Last autumn we went for the first time to Ho Chi Minh City, and shortly before that, in July, to the Da Nang Film Festival. It’s exhilarating, after nearly 30 years of traveling in Asia, to still experience that feeling of “absolute discovery.” It wasn’t our first trip to Vietnam, but it was the first time we had felt the excitement of a film industry becoming aware of itself: a community of filmmakers finding a profound connection with their audience, where everyone watches everyone else’s films, meets at premieres and works together. It’s a vibrancy that evokes the Italian cinema of the 1950s and 1960s, with its tales of sharing meals and sharing sets, and with a whole community of screenwriters, directors and actors who were constructing the cultural identity of a nation. That’s where we set out from back in 1995, when the festival was still called UdineIncontri Cinema, and in Ho Chi Minh City we felt like we were reliving those same emotions.

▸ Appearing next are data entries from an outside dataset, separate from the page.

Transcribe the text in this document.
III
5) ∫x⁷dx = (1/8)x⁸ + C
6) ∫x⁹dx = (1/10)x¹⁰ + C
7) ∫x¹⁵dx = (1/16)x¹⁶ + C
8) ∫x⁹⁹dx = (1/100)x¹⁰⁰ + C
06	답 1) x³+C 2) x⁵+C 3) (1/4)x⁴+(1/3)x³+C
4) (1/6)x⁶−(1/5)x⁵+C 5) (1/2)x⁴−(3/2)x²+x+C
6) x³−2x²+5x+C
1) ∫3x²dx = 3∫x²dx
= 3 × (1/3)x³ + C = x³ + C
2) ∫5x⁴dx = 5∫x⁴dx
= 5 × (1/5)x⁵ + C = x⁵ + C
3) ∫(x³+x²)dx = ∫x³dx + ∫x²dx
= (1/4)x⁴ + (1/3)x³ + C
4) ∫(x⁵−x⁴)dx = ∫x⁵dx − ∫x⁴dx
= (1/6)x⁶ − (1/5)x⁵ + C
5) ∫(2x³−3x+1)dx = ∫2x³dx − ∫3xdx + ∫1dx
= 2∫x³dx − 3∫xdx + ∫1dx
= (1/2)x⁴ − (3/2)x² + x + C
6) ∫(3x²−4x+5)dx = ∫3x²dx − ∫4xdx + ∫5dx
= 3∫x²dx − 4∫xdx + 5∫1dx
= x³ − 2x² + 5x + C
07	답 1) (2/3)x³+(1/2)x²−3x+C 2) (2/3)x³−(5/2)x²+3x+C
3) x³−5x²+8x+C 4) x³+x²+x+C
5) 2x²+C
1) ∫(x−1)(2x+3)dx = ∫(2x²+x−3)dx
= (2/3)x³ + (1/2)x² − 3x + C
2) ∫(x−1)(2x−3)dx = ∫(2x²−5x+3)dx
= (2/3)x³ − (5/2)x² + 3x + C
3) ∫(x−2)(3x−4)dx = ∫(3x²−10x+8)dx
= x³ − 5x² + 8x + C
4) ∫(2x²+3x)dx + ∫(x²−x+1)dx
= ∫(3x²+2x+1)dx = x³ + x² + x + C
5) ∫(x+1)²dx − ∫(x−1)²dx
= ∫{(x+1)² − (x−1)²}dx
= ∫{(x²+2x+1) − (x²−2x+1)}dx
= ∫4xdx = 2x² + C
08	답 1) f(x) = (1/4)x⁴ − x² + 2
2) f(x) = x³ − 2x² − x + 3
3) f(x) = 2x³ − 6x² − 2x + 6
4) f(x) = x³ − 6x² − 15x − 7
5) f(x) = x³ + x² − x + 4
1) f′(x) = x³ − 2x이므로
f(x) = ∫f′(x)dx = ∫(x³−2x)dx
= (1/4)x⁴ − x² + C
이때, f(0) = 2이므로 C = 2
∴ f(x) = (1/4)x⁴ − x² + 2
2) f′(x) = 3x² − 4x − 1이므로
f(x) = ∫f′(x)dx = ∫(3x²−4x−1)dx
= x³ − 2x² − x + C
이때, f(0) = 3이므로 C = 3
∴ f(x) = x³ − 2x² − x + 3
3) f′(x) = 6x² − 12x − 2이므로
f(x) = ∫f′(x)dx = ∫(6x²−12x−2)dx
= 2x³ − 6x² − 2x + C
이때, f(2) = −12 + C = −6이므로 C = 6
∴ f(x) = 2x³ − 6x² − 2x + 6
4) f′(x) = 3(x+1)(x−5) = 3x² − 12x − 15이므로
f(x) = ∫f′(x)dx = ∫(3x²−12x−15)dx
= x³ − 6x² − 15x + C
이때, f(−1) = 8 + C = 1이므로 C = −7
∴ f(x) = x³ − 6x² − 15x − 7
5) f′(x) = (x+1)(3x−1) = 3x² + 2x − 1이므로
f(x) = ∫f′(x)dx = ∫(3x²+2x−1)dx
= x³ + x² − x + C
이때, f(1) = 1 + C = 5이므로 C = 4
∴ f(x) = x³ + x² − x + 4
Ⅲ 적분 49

It’s been a year since we lost Max Tessier, one of those movie lovers who went to discover cinema in the places where it was made and shown: in Japan, in the Philippines and in Hong Kong. His vision of cinema was inseparable from the context in which it is created, from knowing its creators and stars, and from physical contact with its audiences. Max was one of those “wandering cinephiles” theorised by Serge Daney, for whom travel is the only way to truly connect with a film and its creator.
There’s no more formative experience than watching a film in a theatre packed with locals, perhaps even being lucky enough to find English subtitles to help you comprehend the incomprehensible. Max maintained that true discovery happens not when you identify with a film, but when you feel excluded by the audience’s reactions. It’s that strange moment when the local audience bursts into laughter at a cultural reference you can’t grasp, or remains in icy silence during a scene that would seem moving to a Westerner. Max often said that watching an Asian film in Cannes or Venice was like watching a lion in a zoo, while watching it in a theatre in its own country was like seeing it in its natural habitat.
What we try to do at Far East Film is not just present films, but recreate the experience of seeing those films in Asia, alongside their protagonists.
To make the audience in Udine feel, for the duration of a screening, not just like a distant observer but like part of the crowd that fills theatres in Ho Chi Minh City or in Tokyo, breaking down all geographical distances to finally see the world through their eyes.